SF Science-Fiction Watch: It Came From Beneath the Sea (1955)




Watched:  02/24/2024
Format:  Amazon 
Viewing:  First
Director:  Robert Gordon
Selection:  me

I was watching something recently - no idea what - and they showed clips from It Came From Beneath the Sea (1955), one of the 1950's staple sci-fi atomic-age monster horror movies I'd always meant to get around to, but it just never happened.  In the clips, I saw the giant, stop-motion squid at the center of the movie tearing up San Francisco-based landmarks so I thought "hey, let's watch that with Dug."

So, we did.

Quick note:  the version we watched on Amazon was colorized, and done pretty well, I believe by Amazon.  But it's not what I was intending to watch.  Beware which version you're clicking on when you agree to rent the film.

At the time, this movie was very successful, but seems to have been somewhat forgotten by Gen-X and subsequent generations.  Jamie stated out loud what I was wondering:  did someone read a synopsis of Gojira (1954) and decide to try to make something similar here?  Maybe, but also:  by 1955, we were into the second wave of monster films as studios realized the popularity of Dracula and Co. had not really diminished, but - also - wasn't it fun to have giant, radioactive ants (Them! - 1954) or just big old sea beasts (The Beast from 20,000 Fathoms - 1953).  

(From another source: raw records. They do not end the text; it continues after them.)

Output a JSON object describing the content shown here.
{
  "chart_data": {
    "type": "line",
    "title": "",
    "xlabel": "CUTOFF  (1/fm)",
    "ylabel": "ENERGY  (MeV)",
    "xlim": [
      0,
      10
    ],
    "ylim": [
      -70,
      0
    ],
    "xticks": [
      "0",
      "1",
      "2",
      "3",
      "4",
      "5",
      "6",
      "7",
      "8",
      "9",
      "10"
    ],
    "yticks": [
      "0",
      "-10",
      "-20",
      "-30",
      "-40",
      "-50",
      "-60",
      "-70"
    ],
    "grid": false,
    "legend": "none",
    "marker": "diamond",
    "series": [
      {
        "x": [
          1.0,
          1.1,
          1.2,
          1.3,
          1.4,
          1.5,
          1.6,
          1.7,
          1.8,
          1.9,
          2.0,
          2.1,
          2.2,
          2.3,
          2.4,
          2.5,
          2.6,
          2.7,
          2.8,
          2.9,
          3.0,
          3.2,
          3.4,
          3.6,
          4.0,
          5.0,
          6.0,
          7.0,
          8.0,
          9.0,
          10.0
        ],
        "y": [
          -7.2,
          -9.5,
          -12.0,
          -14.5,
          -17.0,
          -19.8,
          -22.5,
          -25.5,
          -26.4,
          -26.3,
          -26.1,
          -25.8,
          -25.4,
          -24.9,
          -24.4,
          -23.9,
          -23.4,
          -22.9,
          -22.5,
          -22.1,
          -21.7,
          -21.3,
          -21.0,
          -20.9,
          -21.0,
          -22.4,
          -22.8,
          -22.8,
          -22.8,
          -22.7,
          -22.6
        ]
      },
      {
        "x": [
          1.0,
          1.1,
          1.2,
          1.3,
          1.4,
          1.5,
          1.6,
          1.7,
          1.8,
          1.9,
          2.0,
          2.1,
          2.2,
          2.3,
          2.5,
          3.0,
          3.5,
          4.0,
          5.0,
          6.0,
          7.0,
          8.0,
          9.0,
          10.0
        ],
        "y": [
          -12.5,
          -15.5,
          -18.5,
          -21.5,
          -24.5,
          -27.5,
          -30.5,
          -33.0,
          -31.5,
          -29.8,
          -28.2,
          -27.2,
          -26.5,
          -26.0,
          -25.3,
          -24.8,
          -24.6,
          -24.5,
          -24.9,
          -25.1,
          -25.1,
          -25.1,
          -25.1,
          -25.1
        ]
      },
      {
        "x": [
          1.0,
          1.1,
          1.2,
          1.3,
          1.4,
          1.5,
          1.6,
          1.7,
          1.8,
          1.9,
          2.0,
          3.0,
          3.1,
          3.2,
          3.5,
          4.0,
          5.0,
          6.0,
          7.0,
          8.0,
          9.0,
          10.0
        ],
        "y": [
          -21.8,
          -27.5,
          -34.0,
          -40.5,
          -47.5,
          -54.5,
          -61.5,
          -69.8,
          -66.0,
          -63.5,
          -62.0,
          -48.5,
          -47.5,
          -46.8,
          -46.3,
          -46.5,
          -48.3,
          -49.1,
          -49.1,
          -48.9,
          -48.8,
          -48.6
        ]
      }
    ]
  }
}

Unlike Gojira, the military here is shown as successful, eventually, against the beast.  But, if you like movies about meetings and some awkward romance (and if you have an interest in getting into Godzilla, I hope you like both), this is the movie for you.  

Look, Harryhausen is a master, but he can only make so much movie so fast.  And make it look as good as it does in this film.  So there's not a lot of time in the movie where we actually see the giant octopus.  When we do, it looks fantastic.  The FX and stop-motion are top of their game for the era, if nothing else, just skip around the timeline of the film to watch that.  It's extremely cool.

The film stars Kenneth Tobey as our submarine commander hero and sexual harasser, Faith Domergue as the brilliant lady scientist who eventually takes Tobey down a peg even as she's clearly ready to bed him, and Donald Curtis, whom I have seen in multiple other movies but never in such a prominent role.  They're all fine.  Tobey I have an affection for as the guy from the original The Thing From Another World and a whole bunch of Joe Dante films (plus Airplane!).  Domergue just isn't one of my favorites.  She's very...  there in the movie, but she always feels a little flat to me.  And Curtis isn't bad as the third wheel.  

The sexual politics of the movie are squarely 1955 for most of the film:  he-man Tobey makes his intentions known, Domergue is sorta having it as Tobey literally corners her and all but waggles his eyebrows.  But the curious bit is the speech delivered by Curtis, informing Tobey (who presumably has been at sea since WWII) "hey, women have their own minds, and they're entering the workforce as equals, so step the fuck off" to which Tobey seems amenable-ish.  It arrives way too late, and has been ignored coming from the mouth of Domergue, but it does arrive, and for that alone I was shocked.

The movie is a tight 80-something minutes, so it's not exactly going to kill your day to watch the movie.  Just don't come in expecting deep character studies or anything.  Come in looking for SF to get blowed up by a squid and you're good.